Northern Ireland is enduring an acute shortage of clowns, causing bosses to encourage the public to put on a “big baggy pair of pants” and join the circus.
The Covid-19 pandemic caused large numbers of performers to return to their home countries, David Duffy – co-owner of Duffy’s Circus – told the BBC.
But, he warned, “there’s a lot more to being a clown than just putting on a big red nose and a big baggy pair of pants.”
Duffy’s Circus has been closed for more than 500 days as a result of repeated lockdowns in Northern Ireland – but it will soon reopen as restrictions in the province are eased.
EU artists have gone home
However performers have found work in other countries which have opened up more quickly in the meantime, Duffy said.
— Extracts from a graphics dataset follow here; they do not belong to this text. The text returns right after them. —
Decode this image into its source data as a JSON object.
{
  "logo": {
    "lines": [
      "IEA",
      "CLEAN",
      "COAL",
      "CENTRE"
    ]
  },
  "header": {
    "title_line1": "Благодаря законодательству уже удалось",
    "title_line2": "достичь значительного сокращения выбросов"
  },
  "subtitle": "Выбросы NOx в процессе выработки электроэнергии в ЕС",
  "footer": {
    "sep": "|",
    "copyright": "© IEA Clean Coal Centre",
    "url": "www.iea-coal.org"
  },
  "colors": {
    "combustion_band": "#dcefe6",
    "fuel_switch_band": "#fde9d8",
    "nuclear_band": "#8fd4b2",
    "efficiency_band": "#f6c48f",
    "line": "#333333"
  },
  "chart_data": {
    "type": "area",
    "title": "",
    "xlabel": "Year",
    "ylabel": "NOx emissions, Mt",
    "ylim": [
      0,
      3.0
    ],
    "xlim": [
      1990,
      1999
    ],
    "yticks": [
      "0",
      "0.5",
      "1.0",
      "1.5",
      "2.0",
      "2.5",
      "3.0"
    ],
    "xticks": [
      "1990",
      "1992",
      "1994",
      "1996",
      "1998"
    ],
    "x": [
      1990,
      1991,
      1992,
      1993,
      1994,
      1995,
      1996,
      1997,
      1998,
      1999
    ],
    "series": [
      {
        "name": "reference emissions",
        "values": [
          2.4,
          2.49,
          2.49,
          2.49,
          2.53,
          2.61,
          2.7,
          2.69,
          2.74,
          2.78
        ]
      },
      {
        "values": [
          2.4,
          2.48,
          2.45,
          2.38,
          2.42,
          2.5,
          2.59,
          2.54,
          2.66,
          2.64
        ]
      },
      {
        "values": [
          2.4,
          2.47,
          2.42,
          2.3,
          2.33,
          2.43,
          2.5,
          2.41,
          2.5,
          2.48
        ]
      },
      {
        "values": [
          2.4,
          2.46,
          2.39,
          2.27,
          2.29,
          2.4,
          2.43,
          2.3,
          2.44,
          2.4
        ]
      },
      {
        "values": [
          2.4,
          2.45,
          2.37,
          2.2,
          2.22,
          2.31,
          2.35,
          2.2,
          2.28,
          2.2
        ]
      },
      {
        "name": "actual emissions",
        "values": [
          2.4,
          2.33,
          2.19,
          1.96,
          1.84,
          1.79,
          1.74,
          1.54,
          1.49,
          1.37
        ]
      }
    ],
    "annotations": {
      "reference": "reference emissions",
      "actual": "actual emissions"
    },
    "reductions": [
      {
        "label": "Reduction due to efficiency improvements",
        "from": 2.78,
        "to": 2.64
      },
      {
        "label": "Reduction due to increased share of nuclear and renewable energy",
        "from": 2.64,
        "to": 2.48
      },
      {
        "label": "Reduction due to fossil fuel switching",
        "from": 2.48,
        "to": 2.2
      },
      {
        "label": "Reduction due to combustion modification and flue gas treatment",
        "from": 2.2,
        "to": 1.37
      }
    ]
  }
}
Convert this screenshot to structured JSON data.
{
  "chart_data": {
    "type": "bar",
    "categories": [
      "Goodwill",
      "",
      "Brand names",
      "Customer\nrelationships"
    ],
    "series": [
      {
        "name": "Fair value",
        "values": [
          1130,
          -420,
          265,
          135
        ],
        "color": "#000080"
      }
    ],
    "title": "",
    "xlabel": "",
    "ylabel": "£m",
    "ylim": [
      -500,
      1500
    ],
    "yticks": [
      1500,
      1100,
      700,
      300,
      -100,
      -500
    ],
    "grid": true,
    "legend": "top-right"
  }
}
“Because all the circuses in Europe and in England have been up and operational for the past six months, that huge pool of EU artists are already back at work and up until last week we haven’t been able to even get visas issued for non-EU artists and entertainers,” he explained.
“That’s why we’re trying to reach out for any of our folks at home who feel that they can give it a go.”
Being a clown requires being “really, really adaptable”, Duffy told the BBC. “When you go into the circus ring and you’ve got 700 to 800 people looking at you, no matter what sort of mood you’re in you have to light up that circus ring.
“A clown actually can be the loneliest place because you’re in there on your own and you have to be able to read your audience, in a short couple of minutes you have to be able to get a rapport going with them and interact and feed off them.”
Noeleen Fries Neumann – known professionally on the circus circuit as Silly Tilly – told the broadcaster that a good clown is someone “who’s willing to make themselves vulnerable”.
Speaking to the Good Morning Ulster programme, she said: “Not everybody likes to be laughed at but for someone who is a clown, your worst nightmare would be to not be laughed at.
“You have to be able to poke fun at yourself, it’s not about poking fun at other people.”
Join the circus
Northern Ireland’s plea for clowns sparked a myriad of mirth on Twitter, with presenter James O’Brien suggested the news represented “a shortage Boris Johnson’s Cabinet can actually fix”.
American writer Brandy Jensen simply said: “Your boyfriend is needed in Belfast.”
As far as Duffy’s Circus is concerned, it’s more the merrier. He’s encouraging ordinary folk to try their hand – by performing a short piece in an online audition and seeing if the comically-oversized shoe fits.